For what that counts...

I don't think that counts for much.

Swinging on a swingset was patented (on a lark: https://www.newscientist.com/article/dn2178-boy-takes-swing-...) in 2000.

https://patents.google.com/patent/US6368227B1/en

The study looks like it's about the efficacy of putting commercially available lights in real world rooms. Really it's just the headline that says "new type".

I think in a colloquial sense, this is fair I think. They are pretty new.
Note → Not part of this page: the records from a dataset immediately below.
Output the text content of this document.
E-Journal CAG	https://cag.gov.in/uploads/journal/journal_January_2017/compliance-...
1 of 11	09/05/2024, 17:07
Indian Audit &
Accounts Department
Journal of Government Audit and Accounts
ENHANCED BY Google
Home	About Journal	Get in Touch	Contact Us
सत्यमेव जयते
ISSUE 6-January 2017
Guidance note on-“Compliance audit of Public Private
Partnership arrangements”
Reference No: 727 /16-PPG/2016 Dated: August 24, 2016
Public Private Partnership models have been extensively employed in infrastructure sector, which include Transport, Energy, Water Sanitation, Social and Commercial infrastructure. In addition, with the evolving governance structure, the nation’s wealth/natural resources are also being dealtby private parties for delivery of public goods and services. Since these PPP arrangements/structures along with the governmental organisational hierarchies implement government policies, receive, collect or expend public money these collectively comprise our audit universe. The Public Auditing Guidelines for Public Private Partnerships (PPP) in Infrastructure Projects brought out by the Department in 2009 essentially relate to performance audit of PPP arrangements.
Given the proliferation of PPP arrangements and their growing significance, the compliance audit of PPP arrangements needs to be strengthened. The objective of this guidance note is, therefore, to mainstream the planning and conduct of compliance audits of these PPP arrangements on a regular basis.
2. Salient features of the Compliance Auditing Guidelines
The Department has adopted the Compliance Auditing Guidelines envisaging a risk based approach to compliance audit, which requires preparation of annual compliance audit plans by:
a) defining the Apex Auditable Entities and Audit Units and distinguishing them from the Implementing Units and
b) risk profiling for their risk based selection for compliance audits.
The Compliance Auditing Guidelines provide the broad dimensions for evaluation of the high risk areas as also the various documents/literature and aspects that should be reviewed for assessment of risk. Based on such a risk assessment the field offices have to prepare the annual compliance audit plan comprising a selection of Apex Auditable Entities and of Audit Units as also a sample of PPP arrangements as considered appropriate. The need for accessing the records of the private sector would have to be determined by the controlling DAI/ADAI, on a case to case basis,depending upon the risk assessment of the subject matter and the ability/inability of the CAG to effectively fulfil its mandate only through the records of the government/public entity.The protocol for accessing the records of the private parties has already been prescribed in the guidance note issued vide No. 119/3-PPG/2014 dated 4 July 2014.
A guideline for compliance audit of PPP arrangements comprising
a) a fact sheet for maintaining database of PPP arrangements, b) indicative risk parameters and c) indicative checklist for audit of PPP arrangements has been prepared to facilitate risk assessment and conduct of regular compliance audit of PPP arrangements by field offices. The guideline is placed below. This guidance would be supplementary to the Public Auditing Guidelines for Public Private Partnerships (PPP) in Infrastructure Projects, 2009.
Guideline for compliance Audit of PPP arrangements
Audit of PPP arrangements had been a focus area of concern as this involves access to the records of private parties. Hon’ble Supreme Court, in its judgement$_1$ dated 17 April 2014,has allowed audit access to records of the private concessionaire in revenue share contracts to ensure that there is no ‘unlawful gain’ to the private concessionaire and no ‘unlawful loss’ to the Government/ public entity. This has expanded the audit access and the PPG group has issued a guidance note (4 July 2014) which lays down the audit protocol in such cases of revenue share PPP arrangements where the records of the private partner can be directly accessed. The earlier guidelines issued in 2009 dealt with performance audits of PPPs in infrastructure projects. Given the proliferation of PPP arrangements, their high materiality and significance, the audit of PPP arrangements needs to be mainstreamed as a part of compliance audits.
If it's something some people have been trialling within the last few years, that's pretty new to me. Especially in the context of "a light".

It's new compared to the older type and isn't currently widely deployed.

Take out the words 'new type' and you are left with the idea that more conventional UV lamps have these effects.

Why?

Probably this makes advertisement more successful.

Wow, a simple search on Amazon even pulled up far uvc lamps.
Be very careful with those; retinas are particularly susceptible to UVC, as the atmosphere blocks all of it; we've never evolutionarily had to deal with it before. https://www.nbcnews.com/health/health-news/doctors-warn-abou...
So wouldn't that apply to the lights described in the article this thread is about? How can the article say those are safe?
The article describes "far-UVC" light, which they say is new.

> Far-UVC light has a shorter wavelength than conventional germicidal UVC, so it can’t penetrate into living human skin cells or eye cells. But it is equally efficient at killing bacteria and viruses, which are much smaller than human cells.

The UVC lights on Amazon are presumably plain old eye-destroying UVC.

(If you want to use UVC, get it installed in your air ducts, where eyes don't go.)

Except the comment explicitly said that amazon has "far uvc lamps".
It is like Hacker News articles. Sometimes an article will have an upvote or two and few comments and sink from news, and then it gets reposted a couple of years later and there's hundreds of votes and tons of discussions.